I know, in the coming days, alot of people will say that Mike Hamilton deserves to be fired. And I agree, he should be fired. But he deserves alot worse than that.
Philip Fulmer deserved to be fired (he deserved it at least a year or two before Hamilton did it. Before Hamilton awarded him with a huge new contract and the largest buyout of any college football coach ever). Fulmer was past his prime. He didn't understand the college football landscape anymore and he was too lazy to learn new tricks. But no one doubts that Fulmer wanted to be a good coach. He wanted UT to succeed.
Hamilton doesn't want UT to succeed. It's the only conclusion one could make after watching him systematically dismantle first our football and then our basketball team. I don't think the downward spiral of our athletic programs under his watch is due to mere stupidity or laziness. I think it stems from a conscious commitment to mediocrity.

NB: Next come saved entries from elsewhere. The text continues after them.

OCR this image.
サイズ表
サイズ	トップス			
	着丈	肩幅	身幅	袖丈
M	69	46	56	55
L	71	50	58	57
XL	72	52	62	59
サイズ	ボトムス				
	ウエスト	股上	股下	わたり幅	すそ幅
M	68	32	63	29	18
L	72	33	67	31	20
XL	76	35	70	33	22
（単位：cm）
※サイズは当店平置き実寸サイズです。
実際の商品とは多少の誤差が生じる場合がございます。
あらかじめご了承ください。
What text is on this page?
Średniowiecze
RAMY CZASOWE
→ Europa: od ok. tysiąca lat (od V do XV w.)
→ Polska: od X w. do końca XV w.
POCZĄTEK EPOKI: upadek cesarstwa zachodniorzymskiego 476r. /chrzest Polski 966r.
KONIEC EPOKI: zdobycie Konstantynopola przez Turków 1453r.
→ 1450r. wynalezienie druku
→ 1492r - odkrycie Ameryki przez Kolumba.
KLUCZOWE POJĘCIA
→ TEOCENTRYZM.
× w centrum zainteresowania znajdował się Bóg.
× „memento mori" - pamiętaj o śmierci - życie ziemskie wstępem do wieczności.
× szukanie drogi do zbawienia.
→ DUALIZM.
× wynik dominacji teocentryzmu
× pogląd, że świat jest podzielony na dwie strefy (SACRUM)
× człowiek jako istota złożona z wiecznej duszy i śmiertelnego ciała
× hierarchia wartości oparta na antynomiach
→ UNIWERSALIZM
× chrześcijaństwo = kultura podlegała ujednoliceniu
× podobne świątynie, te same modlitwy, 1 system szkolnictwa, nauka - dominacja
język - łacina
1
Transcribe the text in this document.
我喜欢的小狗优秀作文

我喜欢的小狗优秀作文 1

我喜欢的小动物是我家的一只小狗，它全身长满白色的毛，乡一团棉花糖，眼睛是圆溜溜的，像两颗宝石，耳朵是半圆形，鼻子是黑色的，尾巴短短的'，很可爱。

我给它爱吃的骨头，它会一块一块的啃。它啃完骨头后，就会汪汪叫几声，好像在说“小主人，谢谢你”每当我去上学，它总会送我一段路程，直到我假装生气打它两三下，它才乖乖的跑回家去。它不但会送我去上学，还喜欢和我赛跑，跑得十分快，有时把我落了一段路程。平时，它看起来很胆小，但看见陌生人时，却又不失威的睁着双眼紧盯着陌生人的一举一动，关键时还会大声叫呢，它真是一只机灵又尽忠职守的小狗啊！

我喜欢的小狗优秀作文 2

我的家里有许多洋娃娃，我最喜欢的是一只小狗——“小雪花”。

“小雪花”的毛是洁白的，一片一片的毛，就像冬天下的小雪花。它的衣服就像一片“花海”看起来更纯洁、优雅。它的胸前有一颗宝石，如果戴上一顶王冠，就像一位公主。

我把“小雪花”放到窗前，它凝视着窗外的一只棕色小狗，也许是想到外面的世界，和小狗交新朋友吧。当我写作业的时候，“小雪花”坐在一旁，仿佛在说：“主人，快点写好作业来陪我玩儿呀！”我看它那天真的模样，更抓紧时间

Mediocrity is the reason Hamilton still has a job and it is becoming all too clear that mediocrity is what Hamilton hopes will keep him in his job for years to come. Hamilton has proven time and time again that his chief survival instinct is to avoid sticking his neck out for UT athletics. After Fulmer was fired (because the fans in the thousands stopped showing up to games), Hamilton could have broken open the bank like Alabama did, and gotten a coach who could compete with the Sabans and Meyers. But that would have been a risk. And Hamilton doesn't take risks. Risks might benefit the program, but it isn't prudent for job security. Instead Hamilton got Kiffin.
Then, when Hamilton's mistake in contract negotiations made it all too easy for Kiffin to bolt for USC, and put our program in dire need, Hamilton had another chance to right his wrong. Rather than flying out to see the best candidates and setting his money on the table, he made several phone calls, until he could find someone who wouldn't say no to any major job. He hired a coach who had never beaten a good team. Is it possible that Hamilton thought such a coach could really compete in the current SEC? Please. But Hamilton knew several years of mediocrity without much flash or turmoil would keep the fans grumbling in the background while his own checks kept coming in.
Now we have the latest outrage Hamilton has inflicted on the program. I don't doubt that Hamilton would have liked to keep Pearl. Pearl is the greatest basketball coach we have ever had or will ever have. Surely, even Hamilton knows that. But, keeping Pearl meant issuing a challenge to the NCAA (a body that has been known recently to back down from challenges, see Cecil Newton and the Sugar Bowl). Moreover, it probably meant taking up for his coach with the boosters and the president. In short, it meant sticking his own neck out, and when faced with the choice of success with risk or comfortable mediocrity, Hamilton made the choice that was natural for him.
These are sad days for a once proud program and I'm sorry to say that I think it will be a long time before we see any kind of meaningful championship, making this probably the worst stretch of time in UT sports history. And we can thank Hamilton for presiding over it and guiding us to it. For that, he deserves something more than the firings he handed out to Fulmer and Pearl. I'm not advocating personal harm or anything like that (though I think exile from the state of Tennessee might be appropriate), but rather that his name should become forever synonymous with spinelessness, with the concept of skating by with just the bare minimum of effort, with being a corporate "yes" man, who will never stick their necks out for anyone or anything. Maybe in the future, instead of saying someone is "gutless", we can just say they've got a little Mike Hamilton in them.